Uno de los momentos más destacados de la noche llegó a las 20:28, hora local, cuando José Canale convirtió el penal decisivo que dio la clasificación.
En la transmisión de ABC Paraguay, se escuchó un “¡Gol!” que no necesitó más confirmación, y al instante se desató la alegría en el estudio y en las calles de Asunción, donde grupos de hinchas encendían bengalas y el humo acabó cubriendo la escena televisiva.
En la web, la cobertura no tardó en titular que Paraguay había dado un batacazo mundial al eliminar a una Alemania que suele imponerse con jerarquía.
Los elogios a la selección guaraní fueron prácticamente unánimes. VS Sports habló de una hazaña histórica, subrayando la garra y la fortaleza del equipo en cada minuto de juego. América TV Paraguay colocó en pantalla la frase “utopía posible”, en alusión a un discurso previo del técnico argentino Gustavo Alfaro que muchos tomaron como una promesa de cambio para la selección.
Entre risas y guiños, los comentaristas celebraron que, de cara a los octavos, Paraguay había dejado atrás cualquier etiqueta de sorpresa para convertirse en un rival a tomar en serio.
El guardameta Orlando Gil emergió como el héroe de la noche, atajando dos balones en la tanda de penales y quedándose con gran parte del crédito por haber mantenido a su equipo en la pelea.
Su rendimiento, junto con la serenidad de los ejecutores en la primera mitad de la tanda, terminó por inclinar la balanza a favor de los paraguayos.

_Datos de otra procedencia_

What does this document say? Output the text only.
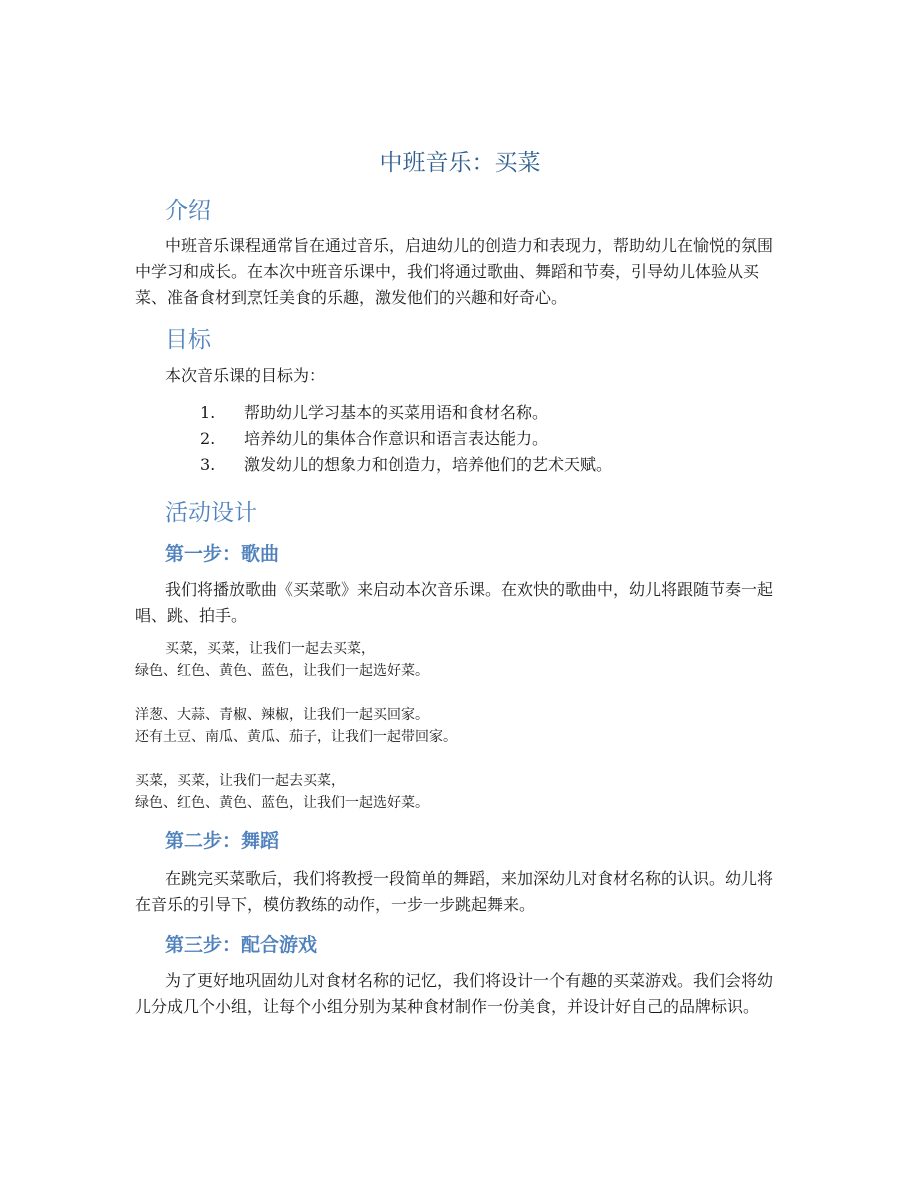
中班音乐：买菜
介绍

中班音乐课程通常旨在通过音乐，启迪幼儿的创造力和表现力，帮助幼儿在愉悦的氛围中学习和成长。在本次中班音乐课中，我们将通过歌曲、舞蹈和节奏，引导幼儿体验从买菜、准备食材到烹饪美食的乐趣，激发他们的兴趣和好奇心。

目标

本次音乐课的目标为：

1. 帮助幼儿学习基本的买菜用语和食材名称。
2. 培养幼儿的集体合作意识和语言表达能力。
3. 激发幼儿的想象力和创造力，培养他们的艺术天赋。
活动设计
第一步：歌曲

我们将播放歌曲《买菜歌》来启动本次音乐课。在欢快的歌曲中，幼儿将跟随节奏一起唱、跳、拍手。

买菜，买菜，让我们一起去买菜，
绿色、红色、黄色、蓝色，让我们一起选好菜。
洋葱、大蒜、青椒、辣椒，让我们一起买回家。
还有土豆、南瓜、黄瓜、茄子，让我们一起带回家。
买菜，买菜，让我们一起去买菜，
绿色、红色、黄色、蓝色，让我们一起选好菜。
第二步：舞蹈

在跳完买菜歌后，我们将教授一段简单的舞蹈，来加深幼儿对食材名称的认识。幼儿将在音乐的引导下，模仿教练的动作，一步一步跳起舞来。

第三步：配合游戏

为了更好地巩固幼儿对食材名称的记忆，我们将设计一个有趣的买菜游戏。我们会将幼儿分成几个小组，让每个小组分别为某种食材制作一份美食，并设计好自己的品牌标识。
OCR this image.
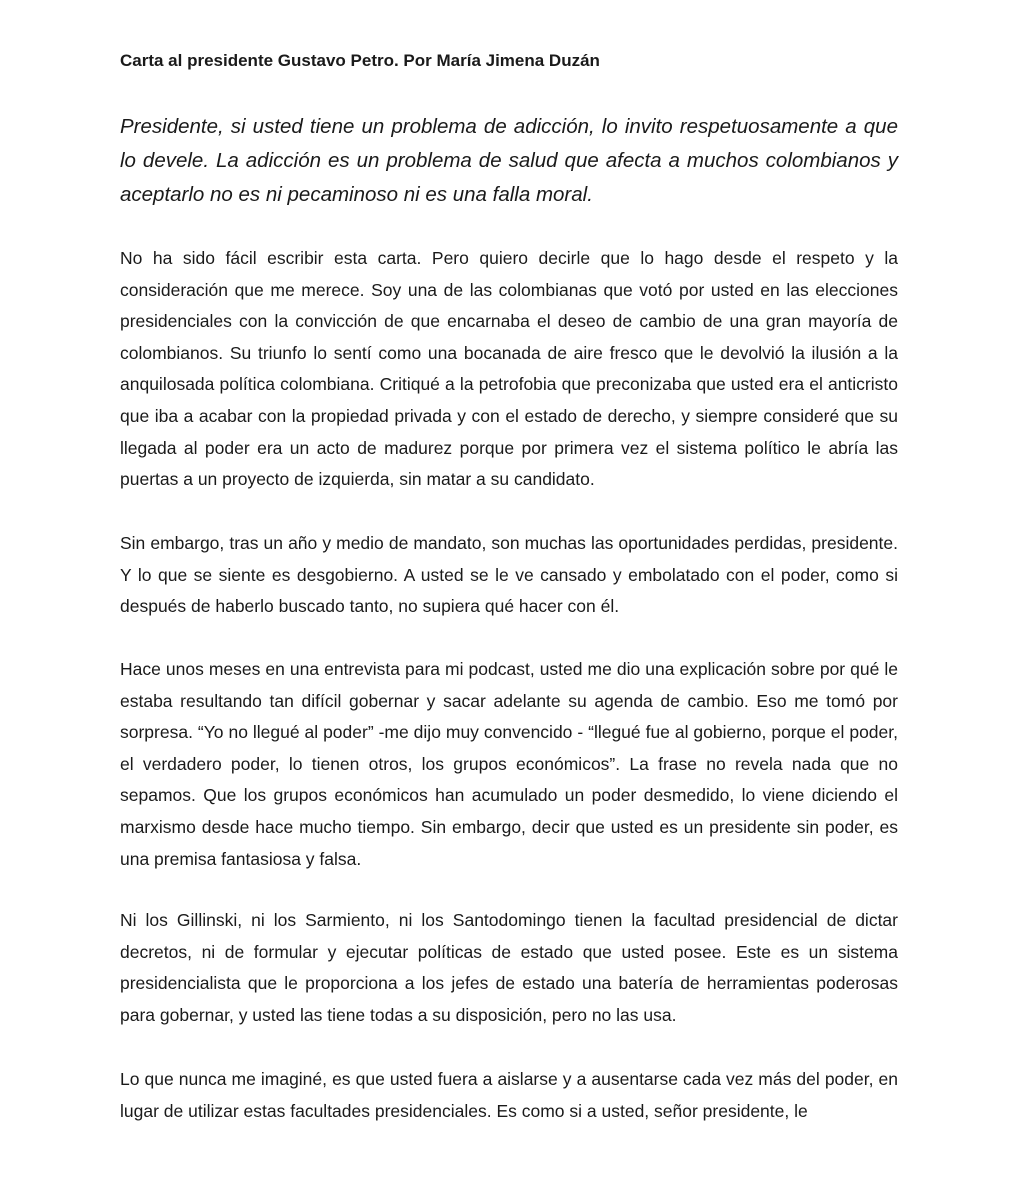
Carta al presidente Gustavo Petro. Por María Jimena Duzán

Presidente, si usted tiene un problema de adicción, lo invito respetuosamente a que lo devele. La adicción es un problema de salud que afecta a muchos colombianos y aceptarlo no es ni pecaminoso ni es una falla moral.

No ha sido fácil escribir esta carta. Pero quiero decirle que lo hago desde el respeto y la consideración que me merece. Soy una de las colombianas que votó por usted en las elecciones presidenciales con la convicción de que encarnaba el deseo de cambio de una gran mayoría de colombianos. Su triunfo lo sentí como una bocanada de aire fresco que le devolvió la ilusión a la anquilosada política colombiana. Critiqué a la petrofobia que preconizaba que usted era el anticristo que iba a acabar con la propiedad privada y con el estado de derecho, y siempre consideré que su llegada al poder era un acto de madurez porque por primera vez el sistema político le abría las puertas a un proyecto de izquierda, sin matar a su candidato.

Sin embargo, tras un año y medio de mandato, son muchas las oportunidades perdidas, presidente. Y lo que se siente es desgobierno. A usted se le ve cansado y embolatado con el poder, como si después de haberlo buscado tanto, no supiera qué hacer con él.

Hace unos meses en una entrevista para mi podcast, usted me dio una explicación sobre por qué le estaba resultando tan difícil gobernar y sacar adelante su agenda de cambio. Eso me tomó por sorpresa. “Yo no llegué al poder” -me dijo muy convencido - “llegué fue al gobierno, porque el poder, el verdadero poder, lo tienen otros, los grupos económicos”. La frase no revela nada que no sepamos. Que los grupos económicos han acumulado un poder desmedido, lo viene diciendo el marxismo desde hace mucho tiempo. Sin embargo, decir que usted es un presidente sin poder, es una premisa fantasiosa y falsa.

Ni los Gillinski, ni los Sarmiento, ni los Santodomingo tienen la facultad presidencial de dictar decretos, ni de formular y ejecutar políticas de estado que usted posee. Este es un sistema presidencialista que le proporciona a los jefes de estado una batería de herramientas poderosas para gobernar, y usted las tiene todas a su disposición, pero no las usa.

Lo que nunca me imaginé, es que usted fuera a aislarse y a ausentarse cada vez más del poder, en lugar de utilizar estas facultades presidenciales. Es como si a usted, señor presidente, le
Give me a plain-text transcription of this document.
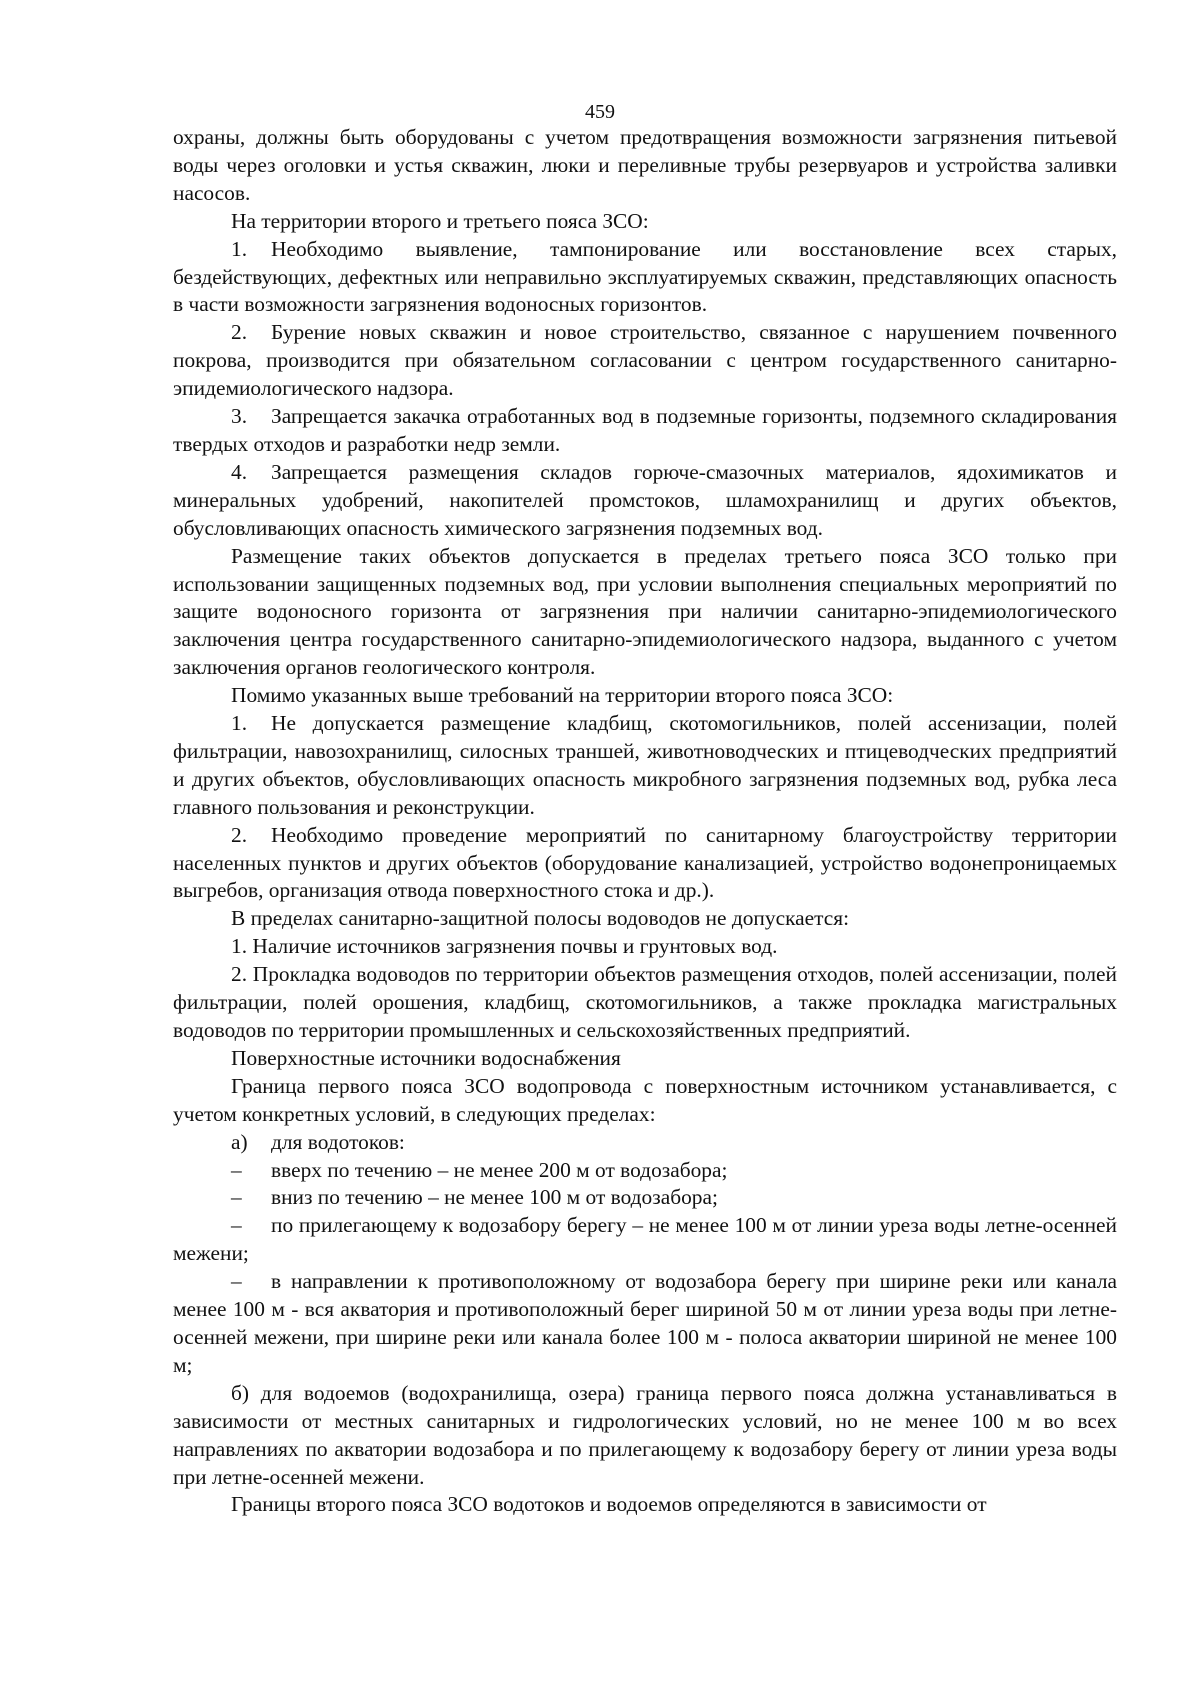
459

охраны, должны быть оборудованы с учетом предотвращения возможности загрязнения питьевой воды через оголовки и устья скважин, люки и переливные трубы резервуаров и устройства заливки насосов.

На территории второго и третьего пояса ЗСО:

1. Необходимо выявление, тампонирование или восстановление всех старых, бездействующих, дефектных или неправильно эксплуатируемых скважин, представляющих опасность в части возможности загрязнения водоносных горизонтов.

2. Бурение новых скважин и новое строительство, связанное с нарушением почвенного покрова, производится при обязательном согласовании с центром государственного санитарно-эпидемиологического надзора.

3. Запрещается закачка отработанных вод в подземные горизонты, подземного складирования твердых отходов и разработки недр земли.

4. Запрещается размещения складов горюче-смазочных материалов, ядохимикатов и минеральных удобрений, накопителей промстоков, шламохранилищ и других объектов, обусловливающих опасность химического загрязнения подземных вод.

Размещение таких объектов допускается в пределах третьего пояса ЗСО только при использовании защищенных подземных вод, при условии выполнения специальных мероприятий по защите водоносного горизонта от загрязнения при наличии санитарно-эпидемиологического заключения центра государственного санитарно-эпидемиологического надзора, выданного с учетом заключения органов геологического контроля.

Помимо указанных выше требований на территории второго пояса ЗСО:

1. Не допускается размещение кладбищ, скотомогильников, полей ассенизации, полей фильтрации, навозохранилищ, силосных траншей, животноводческих и птицеводческих предприятий и других объектов, обусловливающих опасность микробного загрязнения подземных вод, рубка леса главного пользования и реконструкции.

2. Необходимо проведение мероприятий по санитарному благоустройству территории населенных пунктов и других объектов (оборудование канализацией, устройство водонепроницаемых выгребов, организация отвода поверхностного стока и др.).

В пределах санитарно-защитной полосы водоводов не допускается:

1. Наличие источников загрязнения почвы и грунтовых вод.

2. Прокладка водоводов по территории объектов размещения отходов, полей ассенизации, полей фильтрации, полей орошения, кладбищ, скотомогильников, а также прокладка магистральных водоводов по территории промышленных и сельскохозяйственных предприятий.

Поверхностные источники водоснабжения

Граница первого пояса ЗСО водопровода с поверхностным источником устанавливается, с учетом конкретных условий, в следующих пределах:

а) для водотоков:

– вверх по течению – не менее 200 м от водозабора;

– вниз по течению – не менее 100 м от водозабора;

– по прилегающему к водозабору берегу – не менее 100 м от линии уреза воды летне-осенней межени;

– в направлении к противоположному от водозабора берегу при ширине реки или канала менее 100 м - вся акватория и противоположный берег шириной 50 м от линии уреза воды при летне-осенней межени, при ширине реки или канала более 100 м - полоса акватории шириной не менее 100 м;

б) для водоемов (водохранилища, озера) граница первого пояса должна устанавливаться в зависимости от местных санитарных и гидрологических условий, но не менее 100 м во всех направлениях по акватории водозабора и по прилегающему к водозабору берегу от линии уреза воды при летне-осенней межени.

Границы второго пояса ЗСО водотоков и водоемов определяются в зависимости от
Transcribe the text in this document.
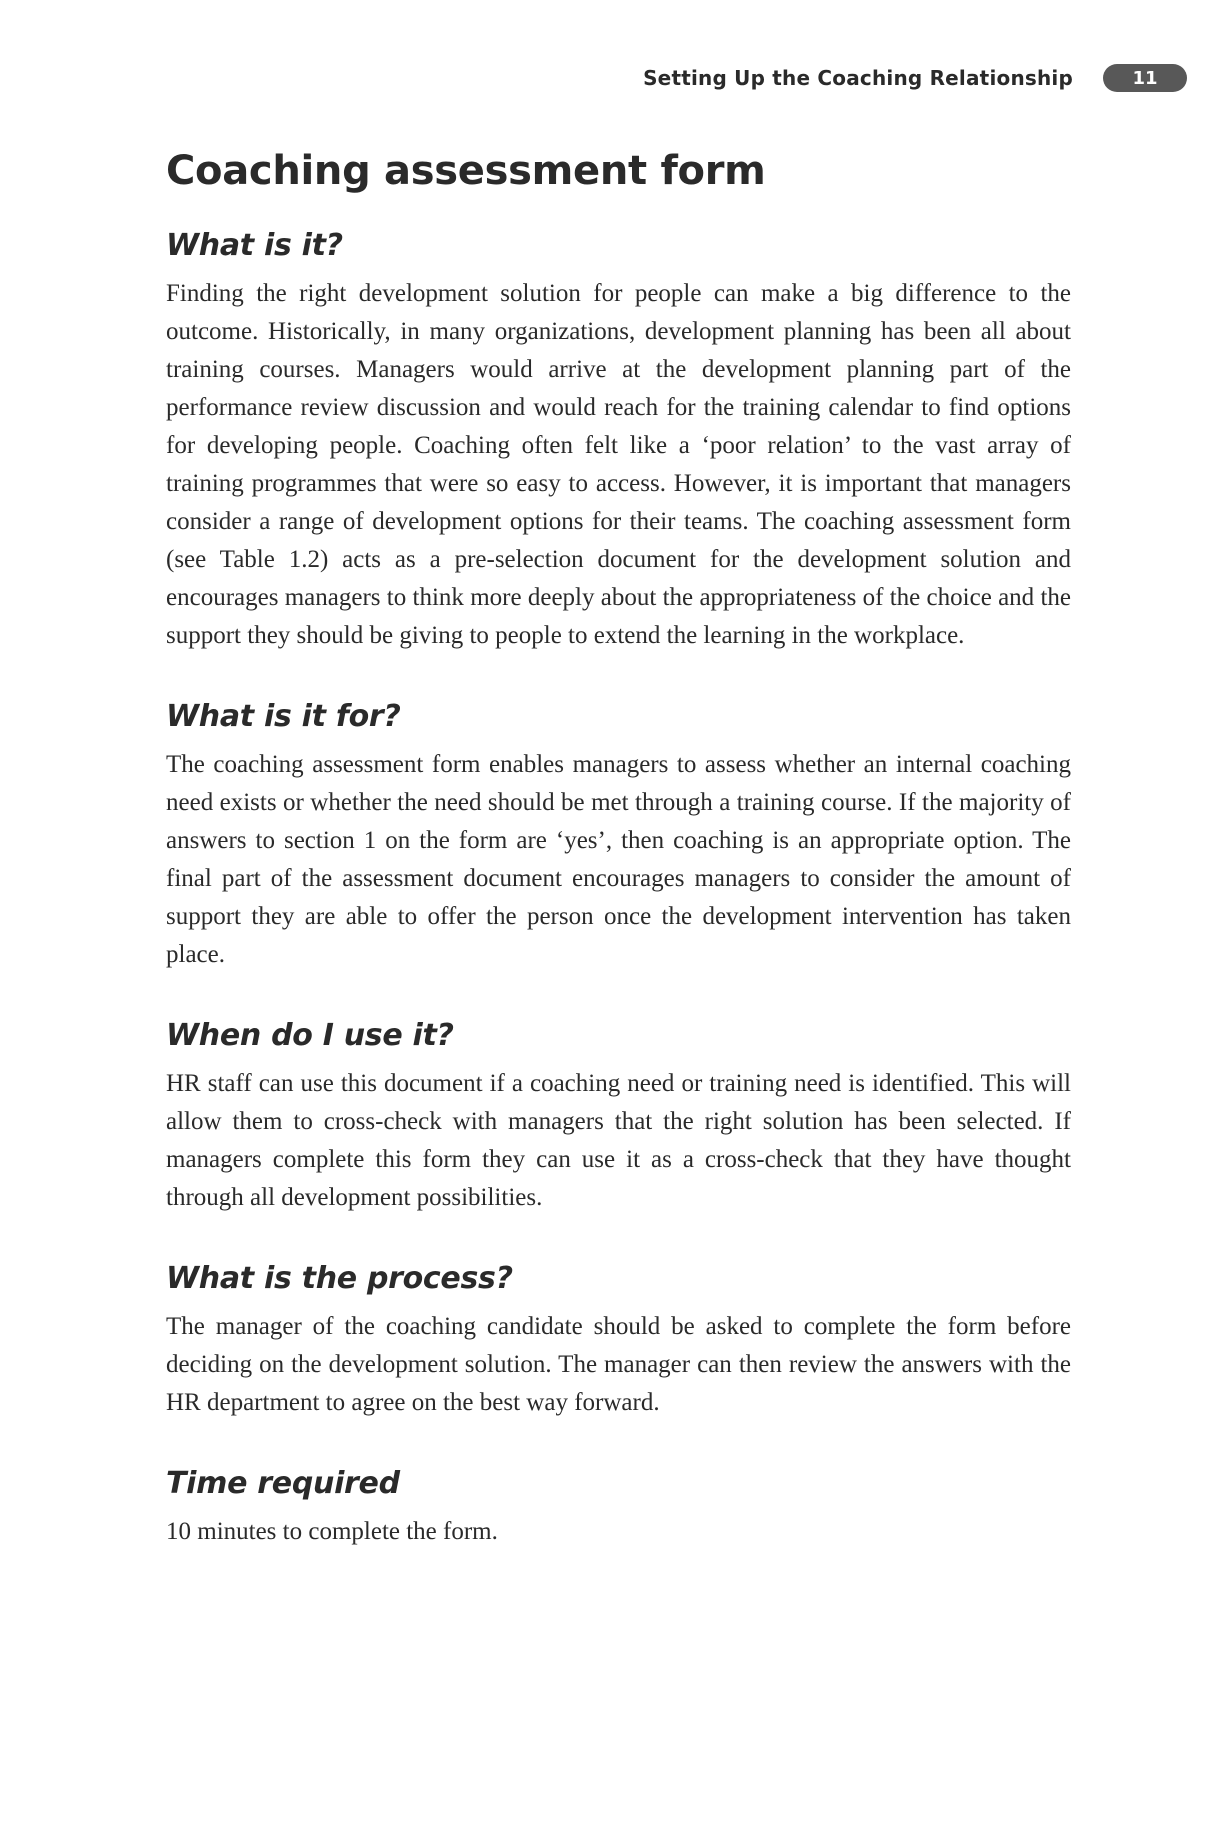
Setting Up the Coaching Relationship	11
Coaching assessment form
What is it?

Finding the right development solution for people can make a big difference to the outcome. Historically, in many organizations, development planning has been all about training courses. Managers would arrive at the development planning part of the performance review discussion and would reach for the training calendar to find options for developing people. Coaching often felt like a ‘poor relation’ to the vast array of training programmes that were so easy to access. However, it is important that managers consider a range of development options for their teams. The coaching assessment form (see Table 1.2) acts as a pre-selection document for the development solution and encourages managers to think more deeply about the appropriateness of the choice and the support they should be giving to people to extend the learning in the workplace.

What is it for?

The coaching assessment form enables managers to assess whether an internal coaching need exists or whether the need should be met through a training course. If the majority of answers to section 1 on the form are ‘yes’, then coaching is an appropriate option. The final part of the assessment document encourages managers to consider the amount of support they are able to offer the person once the development intervention has taken place.

When do I use it?

HR staff can use this document if a coaching need or training need is identified. This will allow them to cross-check with managers that the right solution has been selected. If managers complete this form they can use it as a cross-check that they have thought through all development possibilities.

What is the process?

The manager of the coaching candidate should be asked to complete the form before deciding on the development solution. The manager can then review the answers with the HR department to agree on the best way forward.

Time required

10 minutes to complete the form.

En esas horas, Alfaro recibió elogios por su gestión táctica y por haber sabido aprovechar las virtudes de una plantilla que, según diversos comentaristas, mostró una mezcla de coraje y organización que no siempre se ve en fases tan decisivas de un torneo.
Para entender la magnitud de lo acontecido, basta mirar hacia atrás. Paraguay ya había hecho historia en Mundiales previos, destacándose especialmente en Sudáfrica 2010, cuando el equipo logró superar la fase de grupos y avanzar hasta los cuartos de final, una actuación que sigue siendo el mejor rendimiento en la historia de la selección.
En aquella ocasión, la garra y la disciplina defensiva fueron claves, y hoy el conjunto dirigido por Alfaro pareció beber de esa misma esencia para plantarle cara a una Alemania acostumbrada a jugar a otro nivel.
Con este triunfo, Paraguay no solo demuestra que puede competir con grandes rivales, sino que también fortalece la idea de que el proyecto de Alfaro está dando resultados concretos.
El club paraguayo no quiere quedarse en el sueño: quiere mirar de tú a tú a cualquiera y, por qué no, dejar claro que el Mundial 2026 puede ser el escenario para una nueva generación que entiende que la paciencia y el esfuerzo sí tienen recompensa.
¿Qué pasará en los octavos? Es la pregunta del millón, pero lo cierto es que la noche en Boston dejó claro que esta Paraguay está para grandes momentos y que, cuando llega la hora de las decisiones, sabe apretar el botón correcto.